Well the trotter gear is now in a jar at the back of the fridge. Five fatty jars of the stuff. Fergus Henderson describes it as having "Unctuous potential". Unctuous, now my new favourite word, is well chosen. The 'Unct' part suggest the fatty, sticky quality of the Trotter Gear, perhaps the 'Tous' part comes from 'Tortuous'. It isn't, as I have learned, for the squeamish. I am now familiar with the intimate anatomy of pied du cochon. As you can see below, the trotters, now giving to the point of destruction (did I leave it in too long – I went out for a curry last night, left it relaxing overnight and then gave it a blast again this fine Sunday morning). It was then the tortuous job of separating anything that wasn't solid from the from the fat, skin and flesh.
It seemed predominantly fat and skin, the pied du cochon I had in Paris recently was a longer piece, going further up the leg, perhaps the more meaty part. What the butcher gave me was the very lower part of the trotter – imagine from your wrist down, and it appears that the pig foot has almost as many little bones as, say, my foot. Stripping fatty tendons and pulling apart second toe bones wasn't particularly pleasant, yet strangely the squelchy fat on my fingers felt nice, and I wasn't a mud pie sort of child.

I drained the veg (to be kept for the tongue), and chopped up the fat and skin further and popped it in the bowl and then decanted it into jars I had just sterilised.
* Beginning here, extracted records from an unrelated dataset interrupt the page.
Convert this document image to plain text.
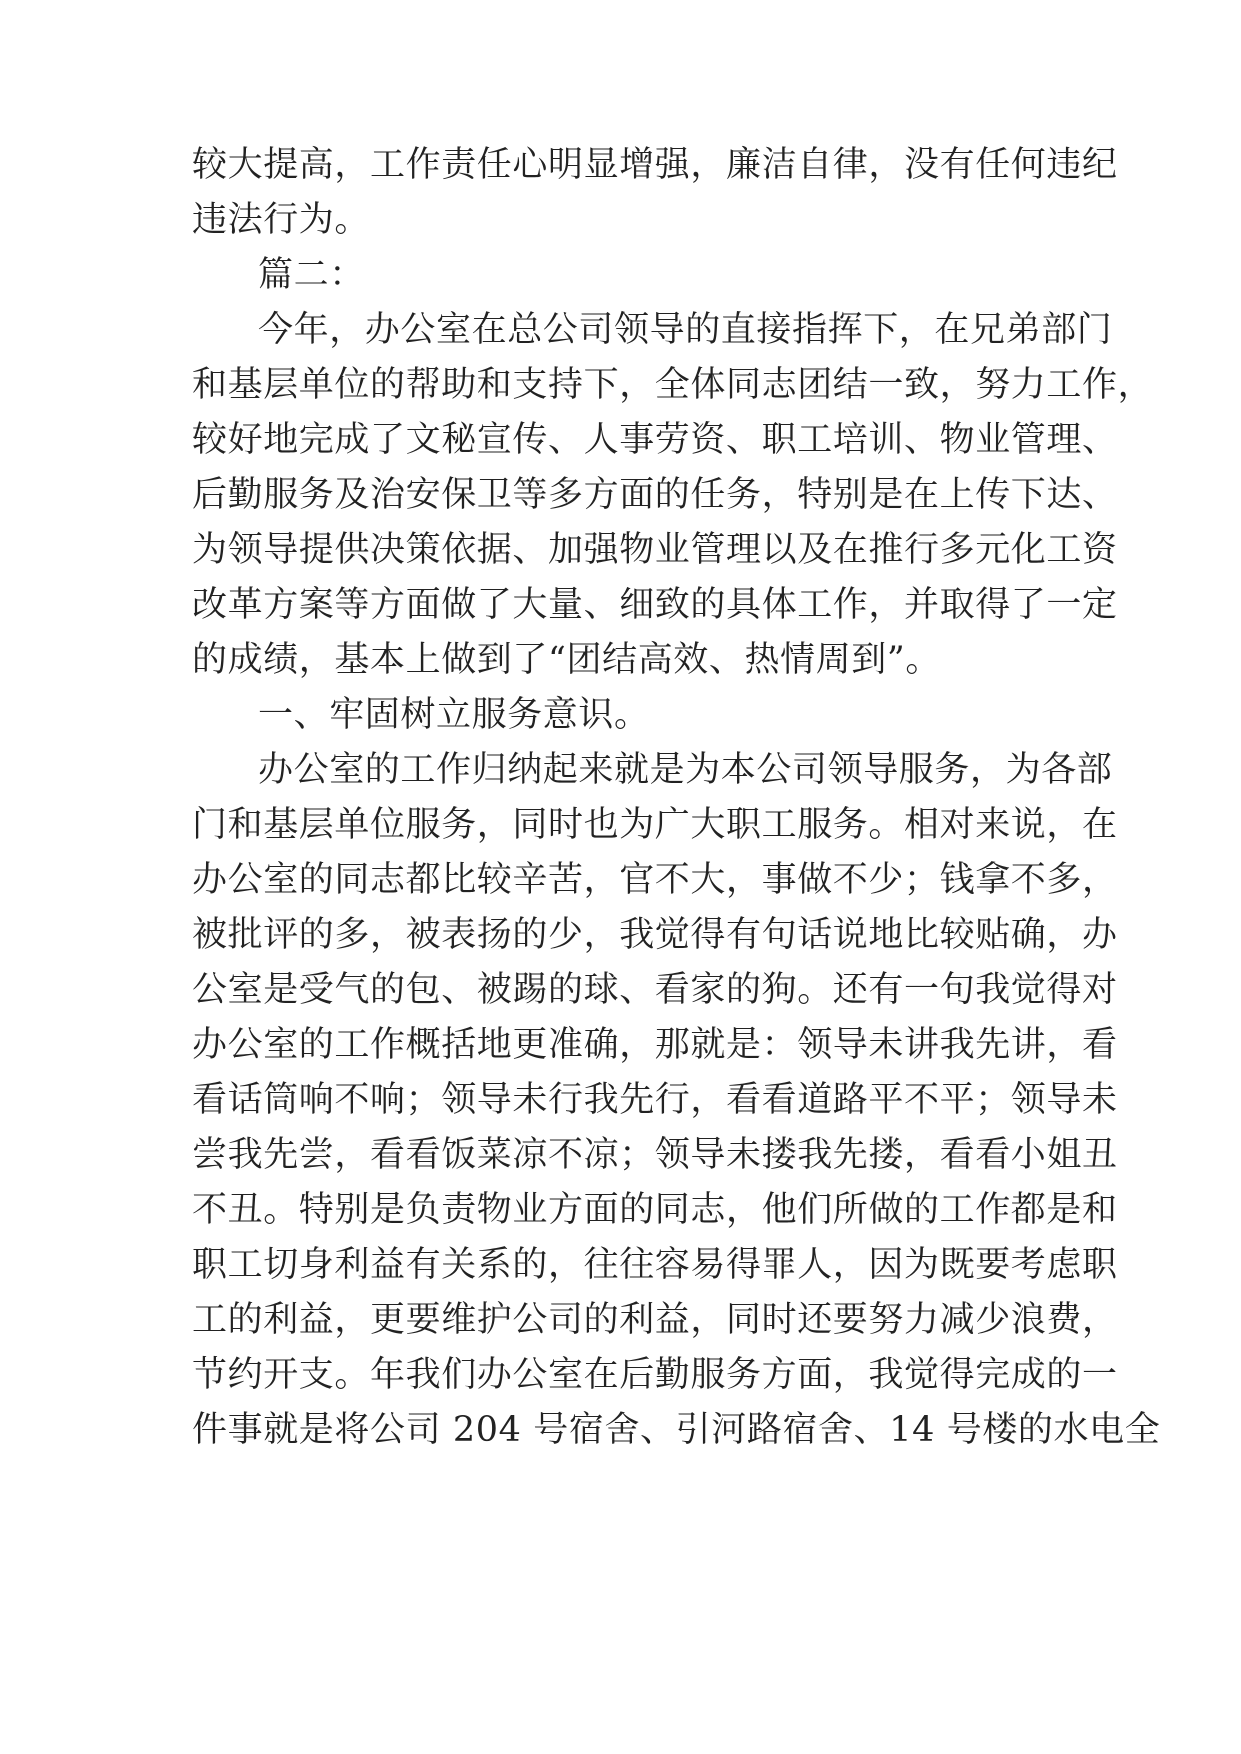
较大提高，工作责任心明显增强，廉洁自律，没有任何违纪
违法行为。
篇二：
今年，办公室在总公司领导的直接指挥下，在兄弟部门
和基层单位的帮助和支持下，全体同志团结一致，努力工作，
较好地完成了文秘宣传、人事劳资、职工培训、物业管理、
后勤服务及治安保卫等多方面的任务，特别是在上传下达、
为领导提供决策依据、加强物业管理以及在推行多元化工资
改革方案等方面做了大量、细致的具体工作，并取得了一定
的成绩，基本上做到了“团结高效、热情周到”。
一、牢固树立服务意识。
办公室的工作归纳起来就是为本公司领导服务，为各部
门和基层单位服务，同时也为广大职工服务。相对来说，在
办公室的同志都比较辛苦，官不大，事做不少；钱拿不多，
被批评的多，被表扬的少，我觉得有句话说地比较贴确，办
公室是受气的包、被踢的球、看家的狗。还有一句我觉得对
办公室的工作概括地更准确，那就是：领导未讲我先讲，看
看话筒响不响；领导未行我先行，看看道路平不平；领导未
尝我先尝，看看饭菜凉不凉；领导未搂我先搂，看看小姐丑
不丑。特别是负责物业方面的同志，他们所做的工作都是和
职工切身利益有关系的，往往容易得罪人，因为既要考虑职
工的利益，更要维护公司的利益，同时还要努力减少浪费，
节约开支。年我们办公室在后勤服务方面，我觉得完成的一
件事就是将公司 204 号宿舍、引河路宿舍、14 号楼的水电全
With the Trotter Gear, and this was the real incentive, I can make pot roast bacon with trotter and prunes on foie gras toast (foie gras smuggled in from Paris). But also in Beyond Nose and Tail, guinea fowl, red cabbage, trotter and prune (I'm noticing a prune theme), beef and pickled walnut stew (pickled walnuts a big treat in this house) and, erm, braised squirrel, which, I think, I my pass on for now, as with the snails (regular garden snails that is), trotter sausage and chickpeas. The finest moment, apparently, for Trotter Gear is game pie, that I shall most certainly try, but not with the pheasant currently bleeding all over my fridge.

OK, so now, as asked for expressly by my grandad for tonight's tea: tongue. I think now might be a good time to try the sloe gin I made.